To provide hands-on learning of science to its students, the Sulphur Springs Union Elementary School District utilizes science experts from the Quest in Science program who visit district schools and
provide everything from equipment for experiments to follow-up resources for teachers.

For six weeks, the program will be offered to students at Mint Canyon Elementary School in Canyon Country. Hope Ashton, science lab assistant, is responsible for setting up the equipment before each
lab session and assisting teachers during the experiments provided by the Quest program.

"Everything is ready for them when they walk in, for them to just learn and do," Ashton said. "It's so much better than learning about it in a book."

On Thursday, Karen Kraut's third grade class learned about "Mysterious Mixtures" and took turns mixing oil, water, salt and food coloring to get various results.

Kraut likes the Quest in Science program because it is standards-based and focuses on things the students are supposed to be learning anyway, she said. "It gives us specific experiments that relate to the standards," Kraut said. "It's easy to follow the directions that they leave for us."

A Quest specialist visits the school each Monday, bringing all the equipment, supplies and learning materials for that week's topic. The specialist then leaves follow-up assignments for the teachers to do with their students for the rest of the week.

Quest in Science was founded in 1979 by two middle-school teachers to address the lack of science education among incoming middle-school students. The courses are designed with the cooperation of the classroom teacher to foster real content learning and an introduction to essential science skills.

But according to Genesis, Quest in Science is a great program because the experiments are fun.

"It was fun, and I learned a lot about how salt doesn't dissolve in oil, and oil doesn't dissolve in anything," Genesis said. "I love science - it's very scientifical and it's very fun for me."

Each course consists of lab experiments and hands-on activities directed toward a specific topic. Students are involved in experiments that challenge them to think critically, solve problems and discover the relationship of science to other subjects and life.
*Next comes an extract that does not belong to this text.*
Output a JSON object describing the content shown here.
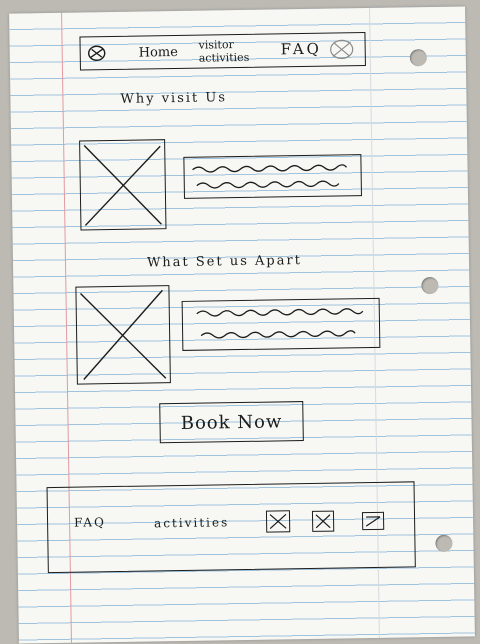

"I thing they're learning a lot, because it's so hands on," Ashton said. This is the first year Mint Canyon has taken advantage of the Quest program because the campus now has a science lab. The $7,000 program provides six-week courses for second grade through fifth grade, along with an an eight-week program for sixth grade.

"The kids love being in the scientific environment," said Principal Betsy Letzo. "It gets them excited about science."